Trump has chipped away at the long-standing wall between church and state

At first glance, the December meeting of a little-known government panel looked like ordinary bureaucratic business.

But then, the Consumer Financial Protection Bureau’s advisory board opened its proceedings in an unusual way: with a Christian prayer.

The benediction was delivered by a White House official. “Thank you for your son, Jesus, who died for our sins,” the official said at one point, according to two sources who attended the meeting.

Under President Donald Trump, moments like this, rare in recent administrations, are becoming commonplace. A series of faith initiatives championed by the White House have led to a systematic religious revival within the government’s operations, culture and policy.

Americans have been encouraged to pray for an hour each week. Some government agencies have opened their meetings with prayer or hosted regular faith services. Bible verses and Christian imagery now appear on official government social media accounts.
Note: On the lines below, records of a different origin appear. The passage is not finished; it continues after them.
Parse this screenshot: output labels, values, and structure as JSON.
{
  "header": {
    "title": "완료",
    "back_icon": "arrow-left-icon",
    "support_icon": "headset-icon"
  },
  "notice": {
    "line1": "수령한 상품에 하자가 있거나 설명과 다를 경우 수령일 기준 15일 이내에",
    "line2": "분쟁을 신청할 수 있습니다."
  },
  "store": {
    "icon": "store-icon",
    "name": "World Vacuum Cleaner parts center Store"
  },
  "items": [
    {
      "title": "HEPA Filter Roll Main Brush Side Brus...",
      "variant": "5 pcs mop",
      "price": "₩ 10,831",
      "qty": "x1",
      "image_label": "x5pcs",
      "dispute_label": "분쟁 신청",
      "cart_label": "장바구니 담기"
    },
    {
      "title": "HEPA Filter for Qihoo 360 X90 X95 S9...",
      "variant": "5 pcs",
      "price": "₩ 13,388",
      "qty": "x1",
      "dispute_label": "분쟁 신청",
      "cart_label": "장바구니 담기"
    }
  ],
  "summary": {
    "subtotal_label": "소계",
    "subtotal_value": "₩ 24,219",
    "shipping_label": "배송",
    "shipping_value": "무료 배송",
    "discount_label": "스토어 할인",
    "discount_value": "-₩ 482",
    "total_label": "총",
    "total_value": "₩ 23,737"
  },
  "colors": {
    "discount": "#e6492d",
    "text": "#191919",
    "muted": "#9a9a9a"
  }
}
The changes — predominately Christian in character — have been welcomed by conservative organizations that have fought for decades against an increasingly secular government, while alarming longtime defenders of a separation between church and state.

Both supporters and critics alike say this religious turn has little modern precedent — and it may be just the beginning.

Since last year, interfaith leaders, religious legal activists and close political allies of the president have been laying the groundwork for a broader expansion of the role of religion in public life.

By this summer, the group — Trump’s Religious Liberty Commission — is expected to produce a blueprint for policy changes that could redefine the boundaries between government and religion in American life.

“We have to bring back religion in America,” Trump told the commission last year. “Bring it back stronger than ever before.”

Discussions by the commission on how to fulfil Trump’s mandate have included aggressively pursuing legal action against state and local governments accused of blocking religious expression and withholding federal funding for K-12 schools viewed as hostile to faith. The latter mirrors pressure Trump has applied to colleges accused of failing to protect Jewish students from discrimination.